Das Heft verkauft sich immer schlechter, nun denken die Amis, sie könnten mit weniger nackter Haut mehr Papier verkaufen. Auch schlimm: Das könnte klappen. Mit der Webseite hat Playboy Enterprises das vorgemacht.
Die Verantwortlichen versuchen die Entscheidung zu rechtfertigen. Sie reden von Zeiten, die sich ändern, und dass es heute ja Nacktheit und Sex auf Mausklick überall im Internet gebe. Und überhaupt gehe und ging es ja immer schon um Unterhaltung für Männer im Allgemeinen beim Playboy.
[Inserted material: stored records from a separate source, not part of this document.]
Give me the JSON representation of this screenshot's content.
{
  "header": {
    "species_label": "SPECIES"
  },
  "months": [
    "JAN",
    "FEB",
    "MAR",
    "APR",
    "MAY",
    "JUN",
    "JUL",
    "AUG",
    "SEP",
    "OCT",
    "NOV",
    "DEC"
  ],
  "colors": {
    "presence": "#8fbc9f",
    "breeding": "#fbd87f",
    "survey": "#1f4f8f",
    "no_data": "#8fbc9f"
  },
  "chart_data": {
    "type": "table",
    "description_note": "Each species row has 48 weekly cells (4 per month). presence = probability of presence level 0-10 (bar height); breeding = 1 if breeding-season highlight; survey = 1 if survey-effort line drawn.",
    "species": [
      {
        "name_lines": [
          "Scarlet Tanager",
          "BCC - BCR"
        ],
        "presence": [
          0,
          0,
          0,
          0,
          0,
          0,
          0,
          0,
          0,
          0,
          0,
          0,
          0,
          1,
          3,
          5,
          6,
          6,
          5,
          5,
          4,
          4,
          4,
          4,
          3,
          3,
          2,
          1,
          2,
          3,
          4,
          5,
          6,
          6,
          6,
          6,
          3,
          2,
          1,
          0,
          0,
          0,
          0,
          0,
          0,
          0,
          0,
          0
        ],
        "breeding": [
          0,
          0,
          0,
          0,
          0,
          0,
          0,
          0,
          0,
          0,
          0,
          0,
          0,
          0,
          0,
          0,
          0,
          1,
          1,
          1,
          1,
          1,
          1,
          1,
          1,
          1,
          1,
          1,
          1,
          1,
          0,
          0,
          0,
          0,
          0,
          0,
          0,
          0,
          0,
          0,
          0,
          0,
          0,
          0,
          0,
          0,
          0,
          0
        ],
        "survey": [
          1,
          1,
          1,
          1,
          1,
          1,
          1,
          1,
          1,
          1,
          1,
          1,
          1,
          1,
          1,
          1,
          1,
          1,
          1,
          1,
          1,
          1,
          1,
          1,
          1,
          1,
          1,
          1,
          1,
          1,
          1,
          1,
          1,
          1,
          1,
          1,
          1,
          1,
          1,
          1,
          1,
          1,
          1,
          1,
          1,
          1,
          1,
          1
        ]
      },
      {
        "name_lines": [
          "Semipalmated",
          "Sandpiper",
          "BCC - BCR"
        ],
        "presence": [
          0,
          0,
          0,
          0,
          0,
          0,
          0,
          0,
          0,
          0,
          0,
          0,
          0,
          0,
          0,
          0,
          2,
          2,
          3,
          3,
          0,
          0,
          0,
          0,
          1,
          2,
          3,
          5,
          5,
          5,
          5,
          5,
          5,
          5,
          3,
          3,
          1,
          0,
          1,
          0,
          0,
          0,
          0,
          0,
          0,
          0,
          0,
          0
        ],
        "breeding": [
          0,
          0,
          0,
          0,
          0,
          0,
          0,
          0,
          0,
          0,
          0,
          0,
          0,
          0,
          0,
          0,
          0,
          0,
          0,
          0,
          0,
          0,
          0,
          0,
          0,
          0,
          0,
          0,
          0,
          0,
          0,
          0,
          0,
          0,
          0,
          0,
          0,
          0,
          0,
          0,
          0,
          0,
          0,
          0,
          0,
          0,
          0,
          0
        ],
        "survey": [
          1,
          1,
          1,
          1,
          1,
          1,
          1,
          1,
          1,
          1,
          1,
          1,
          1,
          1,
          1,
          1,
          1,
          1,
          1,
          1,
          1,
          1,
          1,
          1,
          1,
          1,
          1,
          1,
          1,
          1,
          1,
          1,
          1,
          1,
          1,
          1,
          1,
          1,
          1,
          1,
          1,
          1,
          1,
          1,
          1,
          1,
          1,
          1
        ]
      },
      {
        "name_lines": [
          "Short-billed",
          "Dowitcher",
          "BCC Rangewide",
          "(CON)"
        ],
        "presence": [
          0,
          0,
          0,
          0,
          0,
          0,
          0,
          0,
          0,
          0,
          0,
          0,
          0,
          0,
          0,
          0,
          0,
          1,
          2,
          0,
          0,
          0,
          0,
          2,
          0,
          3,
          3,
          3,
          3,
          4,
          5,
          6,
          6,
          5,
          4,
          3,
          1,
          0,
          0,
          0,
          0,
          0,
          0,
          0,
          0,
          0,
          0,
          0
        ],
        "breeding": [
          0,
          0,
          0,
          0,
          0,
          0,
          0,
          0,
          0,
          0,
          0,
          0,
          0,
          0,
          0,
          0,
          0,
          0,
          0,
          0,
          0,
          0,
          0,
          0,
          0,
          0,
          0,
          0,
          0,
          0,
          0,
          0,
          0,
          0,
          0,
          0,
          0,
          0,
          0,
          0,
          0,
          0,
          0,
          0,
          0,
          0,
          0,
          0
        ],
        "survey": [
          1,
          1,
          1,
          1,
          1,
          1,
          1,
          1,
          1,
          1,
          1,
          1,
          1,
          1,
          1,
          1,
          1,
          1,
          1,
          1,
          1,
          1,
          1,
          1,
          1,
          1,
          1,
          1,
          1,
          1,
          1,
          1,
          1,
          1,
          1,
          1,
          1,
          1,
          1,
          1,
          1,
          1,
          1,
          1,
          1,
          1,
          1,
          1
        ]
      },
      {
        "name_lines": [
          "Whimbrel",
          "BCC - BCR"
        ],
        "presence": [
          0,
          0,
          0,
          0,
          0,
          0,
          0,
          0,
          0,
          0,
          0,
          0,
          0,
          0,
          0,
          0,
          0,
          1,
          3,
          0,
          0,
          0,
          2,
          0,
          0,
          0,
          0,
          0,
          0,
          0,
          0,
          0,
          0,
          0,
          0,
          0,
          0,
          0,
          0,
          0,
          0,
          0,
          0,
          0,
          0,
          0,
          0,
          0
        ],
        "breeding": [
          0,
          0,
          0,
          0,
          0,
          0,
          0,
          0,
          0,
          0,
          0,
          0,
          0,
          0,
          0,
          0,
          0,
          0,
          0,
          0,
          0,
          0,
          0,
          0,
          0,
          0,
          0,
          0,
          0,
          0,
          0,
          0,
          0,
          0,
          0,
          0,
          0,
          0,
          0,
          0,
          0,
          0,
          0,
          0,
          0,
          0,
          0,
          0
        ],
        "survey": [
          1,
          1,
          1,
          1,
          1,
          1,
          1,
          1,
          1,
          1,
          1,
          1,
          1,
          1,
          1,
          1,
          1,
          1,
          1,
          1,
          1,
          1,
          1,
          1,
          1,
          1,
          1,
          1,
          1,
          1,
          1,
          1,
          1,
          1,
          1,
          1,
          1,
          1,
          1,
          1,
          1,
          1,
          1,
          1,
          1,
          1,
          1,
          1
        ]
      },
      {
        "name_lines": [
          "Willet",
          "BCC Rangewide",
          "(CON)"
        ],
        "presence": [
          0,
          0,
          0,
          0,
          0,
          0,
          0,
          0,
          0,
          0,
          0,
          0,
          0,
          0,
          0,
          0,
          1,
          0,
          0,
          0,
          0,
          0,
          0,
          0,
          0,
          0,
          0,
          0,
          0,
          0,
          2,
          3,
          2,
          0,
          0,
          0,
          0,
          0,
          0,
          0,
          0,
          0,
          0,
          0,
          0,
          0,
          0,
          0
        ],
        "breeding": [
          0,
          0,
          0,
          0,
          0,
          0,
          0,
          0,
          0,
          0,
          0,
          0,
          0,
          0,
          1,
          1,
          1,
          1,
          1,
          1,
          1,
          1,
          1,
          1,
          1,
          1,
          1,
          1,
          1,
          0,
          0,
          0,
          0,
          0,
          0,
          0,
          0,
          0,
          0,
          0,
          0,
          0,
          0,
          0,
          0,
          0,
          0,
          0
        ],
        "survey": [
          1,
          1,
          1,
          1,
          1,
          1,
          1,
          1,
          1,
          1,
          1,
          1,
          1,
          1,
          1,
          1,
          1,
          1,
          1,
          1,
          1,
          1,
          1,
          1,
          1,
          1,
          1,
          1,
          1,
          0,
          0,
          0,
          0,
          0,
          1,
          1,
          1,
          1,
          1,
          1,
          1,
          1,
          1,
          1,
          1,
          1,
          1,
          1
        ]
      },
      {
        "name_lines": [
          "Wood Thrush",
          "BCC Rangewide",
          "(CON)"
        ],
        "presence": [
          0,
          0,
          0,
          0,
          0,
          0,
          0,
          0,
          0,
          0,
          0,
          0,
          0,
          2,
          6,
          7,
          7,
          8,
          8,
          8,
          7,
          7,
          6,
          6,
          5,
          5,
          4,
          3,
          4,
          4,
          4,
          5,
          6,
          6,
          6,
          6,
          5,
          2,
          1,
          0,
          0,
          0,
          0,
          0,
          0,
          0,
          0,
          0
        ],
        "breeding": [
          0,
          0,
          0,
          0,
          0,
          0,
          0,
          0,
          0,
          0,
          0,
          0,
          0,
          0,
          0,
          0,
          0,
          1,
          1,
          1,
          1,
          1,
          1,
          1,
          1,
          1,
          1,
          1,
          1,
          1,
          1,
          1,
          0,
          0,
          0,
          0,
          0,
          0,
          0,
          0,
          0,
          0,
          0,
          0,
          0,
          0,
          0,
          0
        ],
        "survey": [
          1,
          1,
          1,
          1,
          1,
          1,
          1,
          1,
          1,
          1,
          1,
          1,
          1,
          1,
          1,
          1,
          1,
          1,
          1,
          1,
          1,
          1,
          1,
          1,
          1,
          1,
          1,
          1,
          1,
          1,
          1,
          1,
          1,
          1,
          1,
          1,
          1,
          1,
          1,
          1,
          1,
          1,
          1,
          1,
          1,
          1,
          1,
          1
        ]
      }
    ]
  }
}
Der Punkt ist: Das ist alles richtig, für schöne nackten Frauen alleine kauft schon seit Jahrzehnten niemand mehr ein Heft wie den Playboy, doch es ist kein Grund, dem Playboy seine - pardon - Eier abzuschneiden.
Der Playboy war nie vulgär, nie pornografisch. Das nackteste, das zumeist zu sehen war, war eine nackte Brust. Diese Ästhetik verschwindet nun. Und sie wird nicht zu ersetzen sein, durch die schönsten Fotos, denn sie werden begleitet werden von einem schalen Beigeschmack.